“Life up here may be simple but it’s not easy, and it’s not for everyone. Water runs out; pipes freeze; engines won’t start; it’s dark for eighteen, nineteen hours a day, for months. Even longer in the far north. Up here it’s about having enough food to eat, and enough heat to stay alive through the winter. It’s about survival, and enjoying the company of the people that surround us. It’s not about whose house is the biggest, or who has the nicest clothes, or the most money. We support each other because we’re all in this together.”

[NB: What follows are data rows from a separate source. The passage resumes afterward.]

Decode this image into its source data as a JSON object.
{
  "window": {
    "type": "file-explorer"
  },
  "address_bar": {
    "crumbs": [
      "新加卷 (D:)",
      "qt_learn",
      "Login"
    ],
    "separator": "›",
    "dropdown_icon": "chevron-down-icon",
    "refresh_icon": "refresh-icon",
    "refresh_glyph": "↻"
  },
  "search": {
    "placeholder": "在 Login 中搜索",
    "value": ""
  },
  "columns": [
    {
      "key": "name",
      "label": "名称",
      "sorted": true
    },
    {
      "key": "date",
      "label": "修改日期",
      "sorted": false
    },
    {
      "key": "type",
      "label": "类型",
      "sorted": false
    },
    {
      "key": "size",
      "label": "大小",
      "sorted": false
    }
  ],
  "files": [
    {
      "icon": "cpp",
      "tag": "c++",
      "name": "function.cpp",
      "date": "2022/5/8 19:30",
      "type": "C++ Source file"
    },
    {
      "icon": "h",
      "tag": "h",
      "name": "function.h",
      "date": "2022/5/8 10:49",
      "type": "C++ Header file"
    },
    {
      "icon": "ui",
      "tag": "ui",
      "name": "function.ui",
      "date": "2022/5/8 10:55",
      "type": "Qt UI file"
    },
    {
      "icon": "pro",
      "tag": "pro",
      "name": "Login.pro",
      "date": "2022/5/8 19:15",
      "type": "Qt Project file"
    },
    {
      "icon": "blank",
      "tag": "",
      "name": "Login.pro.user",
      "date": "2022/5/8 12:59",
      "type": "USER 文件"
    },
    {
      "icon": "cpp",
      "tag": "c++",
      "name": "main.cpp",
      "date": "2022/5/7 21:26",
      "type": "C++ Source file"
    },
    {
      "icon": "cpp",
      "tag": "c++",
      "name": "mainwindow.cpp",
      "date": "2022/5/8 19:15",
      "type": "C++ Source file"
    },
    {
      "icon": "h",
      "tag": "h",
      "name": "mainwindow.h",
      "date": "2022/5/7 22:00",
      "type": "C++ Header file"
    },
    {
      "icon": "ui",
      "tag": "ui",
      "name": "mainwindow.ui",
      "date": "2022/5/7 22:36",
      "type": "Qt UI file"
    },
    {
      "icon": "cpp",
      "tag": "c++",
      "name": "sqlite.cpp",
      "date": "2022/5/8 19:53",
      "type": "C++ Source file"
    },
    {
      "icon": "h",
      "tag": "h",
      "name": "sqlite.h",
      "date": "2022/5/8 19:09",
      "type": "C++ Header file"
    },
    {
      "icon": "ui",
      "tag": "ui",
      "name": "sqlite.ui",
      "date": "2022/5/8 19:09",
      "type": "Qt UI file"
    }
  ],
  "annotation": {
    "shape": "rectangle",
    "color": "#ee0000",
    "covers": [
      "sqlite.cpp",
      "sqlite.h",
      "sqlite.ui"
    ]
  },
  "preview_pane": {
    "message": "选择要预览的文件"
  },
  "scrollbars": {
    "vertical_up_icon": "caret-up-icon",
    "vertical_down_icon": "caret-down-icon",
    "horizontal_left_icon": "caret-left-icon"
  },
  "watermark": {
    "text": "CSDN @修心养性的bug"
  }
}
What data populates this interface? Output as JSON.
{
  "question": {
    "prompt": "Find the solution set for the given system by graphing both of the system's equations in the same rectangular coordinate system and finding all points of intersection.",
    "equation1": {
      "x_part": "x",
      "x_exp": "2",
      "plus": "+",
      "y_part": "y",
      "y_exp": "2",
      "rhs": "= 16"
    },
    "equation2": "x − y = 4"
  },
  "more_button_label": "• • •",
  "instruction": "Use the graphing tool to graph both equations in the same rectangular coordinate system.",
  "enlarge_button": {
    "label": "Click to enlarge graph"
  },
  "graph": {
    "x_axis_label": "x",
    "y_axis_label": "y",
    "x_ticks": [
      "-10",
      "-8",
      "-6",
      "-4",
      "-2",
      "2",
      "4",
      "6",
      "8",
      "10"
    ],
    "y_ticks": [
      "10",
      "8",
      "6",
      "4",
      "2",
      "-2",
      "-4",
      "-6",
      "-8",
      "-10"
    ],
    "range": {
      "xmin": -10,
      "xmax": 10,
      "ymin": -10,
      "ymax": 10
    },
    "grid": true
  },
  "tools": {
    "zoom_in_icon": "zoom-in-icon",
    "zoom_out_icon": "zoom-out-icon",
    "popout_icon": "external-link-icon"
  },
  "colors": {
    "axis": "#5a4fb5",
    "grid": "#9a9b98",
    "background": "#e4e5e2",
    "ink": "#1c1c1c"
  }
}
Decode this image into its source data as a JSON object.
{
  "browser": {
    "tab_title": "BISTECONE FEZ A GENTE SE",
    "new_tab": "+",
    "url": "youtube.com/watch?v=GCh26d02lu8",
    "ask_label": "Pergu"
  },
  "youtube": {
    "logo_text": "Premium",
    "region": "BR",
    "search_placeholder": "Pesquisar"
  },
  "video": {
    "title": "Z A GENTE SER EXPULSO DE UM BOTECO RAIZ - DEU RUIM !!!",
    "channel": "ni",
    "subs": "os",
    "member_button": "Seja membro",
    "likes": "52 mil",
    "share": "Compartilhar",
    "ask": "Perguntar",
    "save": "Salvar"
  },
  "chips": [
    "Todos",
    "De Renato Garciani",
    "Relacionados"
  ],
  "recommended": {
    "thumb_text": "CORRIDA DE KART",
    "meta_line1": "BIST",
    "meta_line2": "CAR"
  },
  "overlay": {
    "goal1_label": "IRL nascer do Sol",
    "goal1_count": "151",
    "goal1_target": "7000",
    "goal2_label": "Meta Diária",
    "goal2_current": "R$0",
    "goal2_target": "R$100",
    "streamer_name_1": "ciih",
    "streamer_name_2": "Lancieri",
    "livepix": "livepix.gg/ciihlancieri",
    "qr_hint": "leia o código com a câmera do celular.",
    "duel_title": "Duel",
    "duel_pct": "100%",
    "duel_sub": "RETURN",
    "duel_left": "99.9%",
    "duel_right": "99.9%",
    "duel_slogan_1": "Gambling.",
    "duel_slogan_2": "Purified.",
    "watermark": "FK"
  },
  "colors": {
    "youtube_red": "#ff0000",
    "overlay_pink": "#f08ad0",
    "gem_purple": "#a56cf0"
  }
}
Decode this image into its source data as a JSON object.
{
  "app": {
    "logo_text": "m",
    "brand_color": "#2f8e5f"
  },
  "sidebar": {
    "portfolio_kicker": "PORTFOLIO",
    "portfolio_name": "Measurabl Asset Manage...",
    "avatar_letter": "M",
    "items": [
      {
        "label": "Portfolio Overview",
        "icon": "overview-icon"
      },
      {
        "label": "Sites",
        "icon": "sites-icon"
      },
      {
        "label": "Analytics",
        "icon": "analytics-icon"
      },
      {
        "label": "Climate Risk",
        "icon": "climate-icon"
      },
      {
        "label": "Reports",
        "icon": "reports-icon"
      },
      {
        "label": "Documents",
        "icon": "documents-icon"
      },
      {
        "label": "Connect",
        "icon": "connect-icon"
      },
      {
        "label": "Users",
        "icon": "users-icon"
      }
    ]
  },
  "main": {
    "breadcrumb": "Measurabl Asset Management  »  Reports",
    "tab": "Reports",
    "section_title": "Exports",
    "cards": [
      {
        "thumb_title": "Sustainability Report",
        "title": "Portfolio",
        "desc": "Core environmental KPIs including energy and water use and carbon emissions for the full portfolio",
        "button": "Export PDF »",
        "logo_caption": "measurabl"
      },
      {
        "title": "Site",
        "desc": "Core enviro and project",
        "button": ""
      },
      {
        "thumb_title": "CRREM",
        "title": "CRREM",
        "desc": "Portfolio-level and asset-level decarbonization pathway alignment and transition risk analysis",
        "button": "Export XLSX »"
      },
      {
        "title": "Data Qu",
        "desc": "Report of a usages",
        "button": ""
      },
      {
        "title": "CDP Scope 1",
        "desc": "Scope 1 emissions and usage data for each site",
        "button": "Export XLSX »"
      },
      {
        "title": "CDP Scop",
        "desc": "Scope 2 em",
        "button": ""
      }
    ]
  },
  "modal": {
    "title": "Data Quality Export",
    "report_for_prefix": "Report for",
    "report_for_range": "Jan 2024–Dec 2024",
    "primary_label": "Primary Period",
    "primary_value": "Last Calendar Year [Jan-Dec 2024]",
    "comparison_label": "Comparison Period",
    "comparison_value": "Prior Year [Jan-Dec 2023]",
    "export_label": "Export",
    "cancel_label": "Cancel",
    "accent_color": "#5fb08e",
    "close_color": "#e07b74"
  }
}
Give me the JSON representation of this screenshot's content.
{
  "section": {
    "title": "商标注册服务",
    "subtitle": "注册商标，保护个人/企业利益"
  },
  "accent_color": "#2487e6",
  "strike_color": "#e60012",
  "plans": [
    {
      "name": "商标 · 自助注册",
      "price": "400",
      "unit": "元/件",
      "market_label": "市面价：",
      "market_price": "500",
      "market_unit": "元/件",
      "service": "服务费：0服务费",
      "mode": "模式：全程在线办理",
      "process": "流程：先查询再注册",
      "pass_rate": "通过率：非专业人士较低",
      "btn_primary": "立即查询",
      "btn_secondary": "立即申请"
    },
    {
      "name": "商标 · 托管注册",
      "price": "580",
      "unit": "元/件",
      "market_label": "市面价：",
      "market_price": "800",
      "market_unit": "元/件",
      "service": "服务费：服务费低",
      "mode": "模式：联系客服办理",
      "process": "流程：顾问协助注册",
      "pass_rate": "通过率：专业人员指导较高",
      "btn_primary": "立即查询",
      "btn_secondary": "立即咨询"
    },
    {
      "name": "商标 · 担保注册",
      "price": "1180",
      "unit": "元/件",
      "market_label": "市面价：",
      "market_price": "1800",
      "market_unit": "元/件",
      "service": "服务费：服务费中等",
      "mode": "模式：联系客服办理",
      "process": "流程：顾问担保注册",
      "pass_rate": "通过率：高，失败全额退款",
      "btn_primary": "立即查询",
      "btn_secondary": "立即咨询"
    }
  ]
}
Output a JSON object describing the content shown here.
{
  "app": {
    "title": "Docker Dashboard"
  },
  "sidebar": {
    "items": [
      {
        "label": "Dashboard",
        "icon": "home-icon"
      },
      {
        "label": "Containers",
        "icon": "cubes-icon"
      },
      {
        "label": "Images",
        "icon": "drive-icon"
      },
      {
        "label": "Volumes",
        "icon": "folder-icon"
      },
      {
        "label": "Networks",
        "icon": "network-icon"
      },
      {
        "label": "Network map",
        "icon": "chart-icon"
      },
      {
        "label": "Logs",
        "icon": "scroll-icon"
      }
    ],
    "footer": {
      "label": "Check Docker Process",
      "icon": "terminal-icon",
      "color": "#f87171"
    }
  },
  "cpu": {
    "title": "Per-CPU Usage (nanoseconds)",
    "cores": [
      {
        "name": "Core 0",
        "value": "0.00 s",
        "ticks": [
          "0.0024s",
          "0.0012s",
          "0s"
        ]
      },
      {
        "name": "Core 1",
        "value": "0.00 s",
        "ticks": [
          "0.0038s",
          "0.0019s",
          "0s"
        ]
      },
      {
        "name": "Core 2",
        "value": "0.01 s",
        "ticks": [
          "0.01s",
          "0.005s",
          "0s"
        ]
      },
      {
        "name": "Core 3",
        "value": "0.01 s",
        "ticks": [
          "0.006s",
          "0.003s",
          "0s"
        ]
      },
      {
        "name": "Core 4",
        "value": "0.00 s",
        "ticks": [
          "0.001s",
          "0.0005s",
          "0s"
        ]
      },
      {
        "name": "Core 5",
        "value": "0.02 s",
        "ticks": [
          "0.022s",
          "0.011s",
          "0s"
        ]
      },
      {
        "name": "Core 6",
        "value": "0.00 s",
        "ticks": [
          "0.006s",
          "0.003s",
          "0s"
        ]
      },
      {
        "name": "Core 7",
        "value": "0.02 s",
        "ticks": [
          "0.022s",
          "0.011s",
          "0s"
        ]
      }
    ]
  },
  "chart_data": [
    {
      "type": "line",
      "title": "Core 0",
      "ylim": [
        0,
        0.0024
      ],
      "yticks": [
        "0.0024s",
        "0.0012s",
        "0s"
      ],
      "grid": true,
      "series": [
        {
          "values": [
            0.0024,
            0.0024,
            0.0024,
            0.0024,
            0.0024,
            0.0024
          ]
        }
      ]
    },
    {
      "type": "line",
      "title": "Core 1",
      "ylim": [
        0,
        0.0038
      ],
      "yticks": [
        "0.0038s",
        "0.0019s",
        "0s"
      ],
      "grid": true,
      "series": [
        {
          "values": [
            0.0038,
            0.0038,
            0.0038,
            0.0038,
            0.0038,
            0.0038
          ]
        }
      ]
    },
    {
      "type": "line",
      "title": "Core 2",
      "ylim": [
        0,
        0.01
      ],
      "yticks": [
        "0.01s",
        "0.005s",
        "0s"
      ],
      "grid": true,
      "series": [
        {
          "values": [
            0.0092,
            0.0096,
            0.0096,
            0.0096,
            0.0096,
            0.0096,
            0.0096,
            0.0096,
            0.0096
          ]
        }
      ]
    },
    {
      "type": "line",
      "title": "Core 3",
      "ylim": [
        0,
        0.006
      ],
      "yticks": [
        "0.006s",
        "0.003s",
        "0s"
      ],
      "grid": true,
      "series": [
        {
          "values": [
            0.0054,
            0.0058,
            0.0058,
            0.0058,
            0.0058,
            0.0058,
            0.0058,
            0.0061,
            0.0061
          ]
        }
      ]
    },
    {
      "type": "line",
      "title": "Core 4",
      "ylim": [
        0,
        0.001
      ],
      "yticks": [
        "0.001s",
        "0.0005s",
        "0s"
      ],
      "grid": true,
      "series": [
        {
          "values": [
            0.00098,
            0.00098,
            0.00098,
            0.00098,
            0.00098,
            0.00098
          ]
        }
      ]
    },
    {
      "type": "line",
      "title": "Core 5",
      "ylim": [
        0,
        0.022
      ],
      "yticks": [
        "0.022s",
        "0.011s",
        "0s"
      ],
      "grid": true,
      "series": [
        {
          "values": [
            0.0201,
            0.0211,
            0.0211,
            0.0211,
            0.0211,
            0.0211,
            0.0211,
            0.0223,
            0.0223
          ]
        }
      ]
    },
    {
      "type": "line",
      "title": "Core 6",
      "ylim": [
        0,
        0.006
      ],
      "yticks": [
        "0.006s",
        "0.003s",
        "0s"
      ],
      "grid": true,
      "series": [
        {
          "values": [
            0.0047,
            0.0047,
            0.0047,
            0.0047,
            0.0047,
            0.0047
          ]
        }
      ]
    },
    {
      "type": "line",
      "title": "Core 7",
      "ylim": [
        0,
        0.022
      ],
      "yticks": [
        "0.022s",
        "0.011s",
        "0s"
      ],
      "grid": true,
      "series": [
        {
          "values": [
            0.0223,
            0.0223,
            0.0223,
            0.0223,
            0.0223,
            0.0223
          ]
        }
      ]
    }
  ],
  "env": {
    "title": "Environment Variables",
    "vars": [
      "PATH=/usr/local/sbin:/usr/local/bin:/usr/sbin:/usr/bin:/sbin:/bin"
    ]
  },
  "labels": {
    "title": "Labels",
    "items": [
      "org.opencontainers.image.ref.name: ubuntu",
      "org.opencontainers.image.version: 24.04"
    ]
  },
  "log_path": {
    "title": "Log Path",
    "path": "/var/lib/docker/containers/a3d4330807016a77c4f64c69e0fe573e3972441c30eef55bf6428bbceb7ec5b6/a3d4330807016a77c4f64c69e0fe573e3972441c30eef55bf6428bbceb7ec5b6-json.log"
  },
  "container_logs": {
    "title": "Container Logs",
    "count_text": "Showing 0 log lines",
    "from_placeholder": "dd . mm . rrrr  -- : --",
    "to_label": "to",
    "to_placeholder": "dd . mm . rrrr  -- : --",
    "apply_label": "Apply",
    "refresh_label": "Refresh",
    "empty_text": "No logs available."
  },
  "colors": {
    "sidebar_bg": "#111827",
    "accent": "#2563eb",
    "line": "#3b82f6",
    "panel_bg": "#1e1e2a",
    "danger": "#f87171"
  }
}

Calla Fletcher left the Alaskan wild at only two years old when her mother took her to Toronto, leaving behind Calla’s father and a place she could never come to call home. Twenty-four years later all Calla knows is a busy, city life, when she learns of her estranged father’s diagnosis. Soon after, she finds herself back in the small Alaskan town where she was born and braving the unfamiliar terrain in an effort to finally get to know her father. While life in Alaska is a tough adjustment for her, it is the perfect fit for Jonah – the pilot who helps run her father’s plane company – who is convinced that the city girl is not cut out for the rural life. What begins as animosity eventually turns into friendship and possibly more. But going down that road may mean repeating her parents’ mistakes.
The Simple Wild is a big mix of emotions. The novel has quite a slow start and it took me at least a quarter of the book to get into the story. However, when I did, I could not put it down. Initially it is mostly learning about Calla’s parents’ past and setting up a fish-out-of-water story for Calla. This part didn’t particularly work for me in terms of gaining my interest because I felt absolutely no empathy for these characters or their circumstances. Calla and her mother are meant to come across as city people that are accustomed to a certain lifestyle, but they just read as spoiled and high-maintenance. I know this is meant to show the stark contrast between the lifestyle Calla is used to and what she experiences in Alaska, but I just don’t think it was necessary and takes away from the impact of the overall story. In fact, the way Calla’s life in Toronto is set up makes her struggle with certain decisions kind of confusing.
What I did love was the father/daughter relationship and the wonderful close-knit community in the fictional Alaskan town. The way Calla and her dad reconnect and come to terms with the past is beautifully done and heartwarming. It really touched me and made me feel invested in these characters. I also loved Jonah and the rapport between him and Calla, which made me chuckle on a number of occasions. So, I liked this book although there are aspects that did not work for me at all. A big mix of emotions, but ultimately worth a read.